When used herein, the words "believes," "anticipates," "projects," "should," "estimates," "expects," and similar expressions are intended to identify forward-looking statements with the meaning of that term in Section 27A of the Securities Act of 1933, as amended, and in Section 21F of the Securities and Exchange Act of 1934, as amended. Certain statements contained herein may constitute "forward-looking statements" within the meaning of the Private Securities Litigation Reform Act of 1995. Such forward-looking statements involve known and unknown risks, uncertainties and other factors which may cause the actual results, performance or achievements of ROIC to be materially different from any future results, performance or achievements expressed or implied by such forward-looking statements. Such factors include, among others, risks associated with the timing of and costs associated with property improvements, financing commitments and general competitive factors.

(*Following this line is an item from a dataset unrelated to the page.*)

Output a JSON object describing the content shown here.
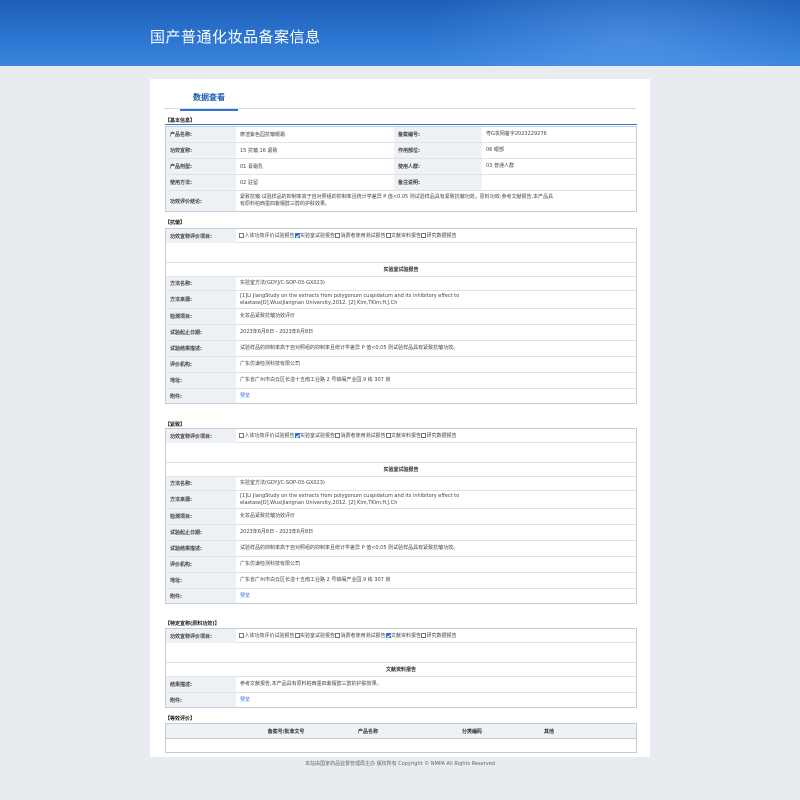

Additional information regarding these and other factors is described in ROIC's filings with the SEC, including its most recent Annual Report on Form 10-K.

ROIC computes FFO in accordance with the "White Paper" on FFO published by NAREIT, which defines FFO as net income attributable to common shareholders (determined in accordance with GAAP) excluding gains or losses from debt restructuring and sales of property, plus real estate related depreciation and amortization, and after adjustments for partnerships and unconsolidated joint ventures. FFO as defined by ROIC may not be comparable to similarly titled items reported by other real estate investment trusts due to possible differences in the application of the NAREIT definition used by such REITs.  In addition, ROIC calculates modified FFO, by adding acquisition transaction costs associated with business combinations which have been expensed in accordance with GAAP to FFO as defined above. For the three months and nine months ended September 30, 2010 ROIC expensed $.5 and $1.5 million, respectively relating to real estate acquisitions. The table above provides a reconciliation of net income applicable to stockholders in accordance with GAAP to FFO and modified FFO for the three and nine months ended September 30, 2010. FFO for the three and nine months ended September 30, 2009 is not provided, since no real estate assets were owned by ROIC during this period.